Bottom-preferred stripping mechanism towards quantified inactive metallic Zn0-dominant zinc loss in rechargeable zinc metal battery

Abstract

Electrically isolated metallic Zn (Zn0) and electrochemically side reaction (ECSR), causes irreversible anode capacity loss and limited cycle life in zinc metal battery. However, the quantitative distinguishment between inactive metallic Zn0 and ECSR, their formation mechanism and correlation with anode cycling reversibility have never been disclosed, limiting further anode modification design. Here, we develop an acid-assisted continuous titration-collection-gas chromatography technique (AAC-TCGC) that accurately quantify the amount of inactive Zn0 and ECSR in anode, and discover that inactive Zn0 accounts for the majority of Zn loss, rather than the commonly-assumed electrochemically side reaction-derived ECSR-dominant Zn anode capacity loss.

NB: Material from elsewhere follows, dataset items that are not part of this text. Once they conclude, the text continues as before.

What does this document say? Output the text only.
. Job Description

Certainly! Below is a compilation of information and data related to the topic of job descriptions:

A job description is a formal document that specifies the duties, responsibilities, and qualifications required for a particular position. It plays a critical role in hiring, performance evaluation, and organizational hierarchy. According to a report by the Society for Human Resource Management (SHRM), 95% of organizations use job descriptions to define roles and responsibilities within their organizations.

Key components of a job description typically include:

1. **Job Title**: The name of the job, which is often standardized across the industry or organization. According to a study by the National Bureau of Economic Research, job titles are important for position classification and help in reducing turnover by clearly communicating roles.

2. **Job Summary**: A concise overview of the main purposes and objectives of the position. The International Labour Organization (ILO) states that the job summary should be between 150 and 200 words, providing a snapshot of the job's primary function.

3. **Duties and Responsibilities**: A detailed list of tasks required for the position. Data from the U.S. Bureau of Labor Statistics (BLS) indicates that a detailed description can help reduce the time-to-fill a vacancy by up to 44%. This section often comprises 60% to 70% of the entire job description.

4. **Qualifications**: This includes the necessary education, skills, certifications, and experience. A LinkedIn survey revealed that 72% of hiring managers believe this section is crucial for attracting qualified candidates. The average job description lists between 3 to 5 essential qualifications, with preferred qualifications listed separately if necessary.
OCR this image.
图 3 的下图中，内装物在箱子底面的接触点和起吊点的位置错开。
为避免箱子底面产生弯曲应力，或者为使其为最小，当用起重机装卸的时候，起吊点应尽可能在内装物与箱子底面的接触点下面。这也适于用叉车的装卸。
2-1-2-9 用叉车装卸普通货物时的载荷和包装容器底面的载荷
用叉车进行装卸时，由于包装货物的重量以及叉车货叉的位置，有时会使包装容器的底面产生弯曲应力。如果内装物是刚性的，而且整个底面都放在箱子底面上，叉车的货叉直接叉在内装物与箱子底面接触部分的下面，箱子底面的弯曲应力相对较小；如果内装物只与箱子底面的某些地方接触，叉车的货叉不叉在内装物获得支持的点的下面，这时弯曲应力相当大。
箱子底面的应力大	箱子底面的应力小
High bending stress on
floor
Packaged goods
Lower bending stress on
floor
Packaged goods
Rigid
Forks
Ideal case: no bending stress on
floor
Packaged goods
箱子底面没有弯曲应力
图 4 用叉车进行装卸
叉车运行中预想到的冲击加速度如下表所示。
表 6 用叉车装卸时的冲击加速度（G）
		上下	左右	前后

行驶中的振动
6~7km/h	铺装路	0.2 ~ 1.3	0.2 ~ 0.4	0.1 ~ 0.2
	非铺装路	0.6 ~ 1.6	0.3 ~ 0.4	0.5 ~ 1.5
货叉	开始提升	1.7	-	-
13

Detailed component of SEI (Solid Electrolyte Interface Layer) compound is also characterized, illustrating a solvent-derived zinc oxide/hydroxide-dominant SEI that facilitates vertical/inclined thin-plate Zn deposition, but salt-derived ZnF2-dominant SEI that favors horizontal platelet-shaped Zn(002) deposition. Simulation results reveal a new electric resistance-derived, bottom-preferred Zn stripping mechanism that leads to abundant inactive Zn0 formation in vertical thin-plate Zn deposition structure, but few inactive Zn0 in dumpy platelet-shaped Zn structure. Our study provides new theories and strategies on the distinguishment, formation mechanism and structure-performance relationship of inactive Zn, important for building more efficient Zn metal battery.